The envoy nodded. ‘I know,’ he said. ‘That was a factor we considered when making the recommendation. Also,’ he went on, ‘Captain Loredan is familiar with the area and the various issues, and he’s certainly earned a promotion by his conduct of the plains war, and the business at Ap’ Escatoy. He’s very highly regarded by the provincial office. You can count on the recommendation going through; assuming,’ he added, ‘that you’re minded to accept these proposals.’

Venart took a deep breath. ‘In principle,’ he said. ‘I mean, as a starting point for negotiations. Obviously there are a few details-’

‘Of course.’ The envoy stood up. ‘For the time being, however,’ he said, ‘perhaps you’d care to sign the copy I just gave you.’

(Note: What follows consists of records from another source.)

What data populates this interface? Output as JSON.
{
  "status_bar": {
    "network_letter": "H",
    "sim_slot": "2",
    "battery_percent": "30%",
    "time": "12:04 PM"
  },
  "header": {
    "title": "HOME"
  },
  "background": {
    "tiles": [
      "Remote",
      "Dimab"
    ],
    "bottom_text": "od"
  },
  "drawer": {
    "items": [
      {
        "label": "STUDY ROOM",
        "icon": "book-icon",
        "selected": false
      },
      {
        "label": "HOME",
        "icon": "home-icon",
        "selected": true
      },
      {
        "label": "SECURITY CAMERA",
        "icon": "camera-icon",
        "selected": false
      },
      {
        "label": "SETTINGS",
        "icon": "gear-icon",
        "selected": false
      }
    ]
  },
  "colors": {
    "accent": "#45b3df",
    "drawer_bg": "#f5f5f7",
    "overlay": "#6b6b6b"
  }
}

‘Sign it?’ Venart looked startled. ‘But I thought we just agreed there were points of detail-’

The envoy almost smiled. Almost. ‘Indeed. But I think it would be as well to have a signed agreement in existence, if only as a holding measure. Otherwise I couldn’t absolutely guarantee that provincial office policy in this area would necessarily remain static indefinitely.’ He turned his head, looked out of the window. ‘Since the agreement would be subject to formal ratification by the regional co-ordinator, we can safely say that the terms of this draft aren’t necessarily carved in stone, so to speak. For today, however, my primary concern is to protect both our positions.’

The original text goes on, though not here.